The Virgin of the Rocks was commissioned (not long after Leonardo's move to Milan) by the Franciscan Confraternity in the Church of San Francesco Grande. Leonardo was assisted by two local artists, the Predis brothers, their task was to create an altarpiece for the recently completed chapel dedicated to the Immaculate Conception of the Virgin Mary. The Predis brothers completed two side panels while da Vinci painted the centre panel.
Shortly after the altarpiece was finished the artists became embroidered in a dispute about payment resulting in the artists threatening to sell the work to a rival bidder. It is likely that this dispute resulted in the making of the second version of the Virgin of the Rocks.

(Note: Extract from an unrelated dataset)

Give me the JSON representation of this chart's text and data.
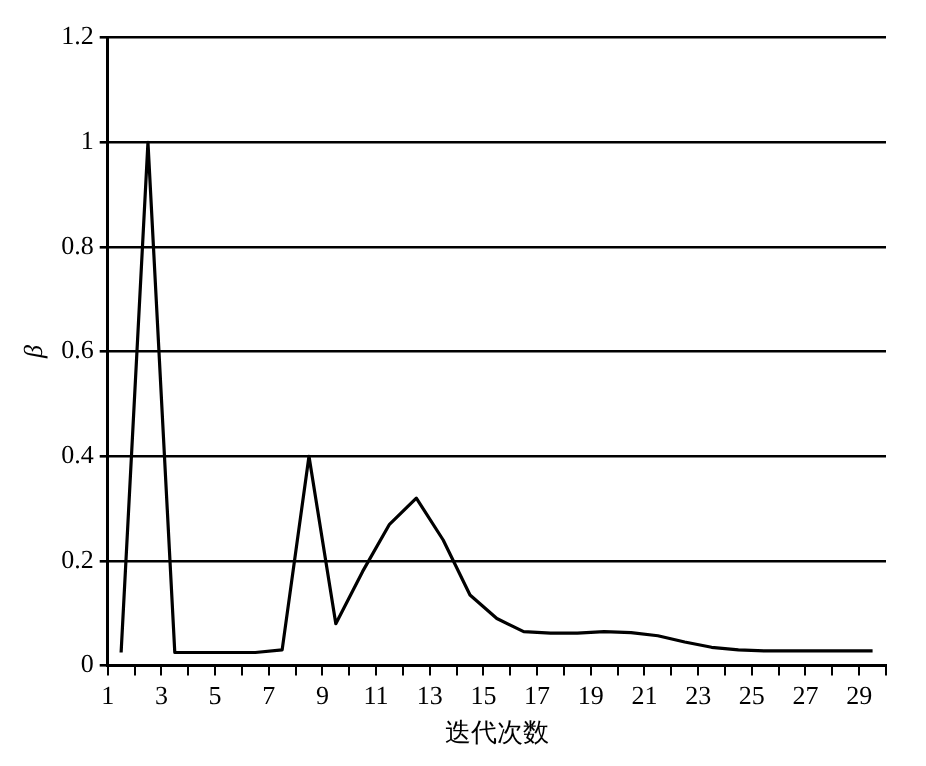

This is the one now in the National Gallery in London, and in fact, it was the London Virgin that was placed in the chapel in San Francesco Grande. The original Paris version was quickly sold to an art lover soon after completion.
The subject of the paintings is a legendary meeting between the infant Jesus and John the Baptist on the flight into Egypt. The Madonna is at the centre of the composition with Jesus seated with the angel Uriel his arm raised in blessing, John's hands are seen clasped in prayer.
I have seen both paintings and do not really have a favourite, although the London version is more tightly finished than the one in the Louvre, I like them both.
How's that for sitting on the fence? The brushwork and contrast between light and dark (chiaroscuro) is typical Leonardo and standing before these paintings you do feel the power and the presence of the renowned artist. It really is shiver up the spine time!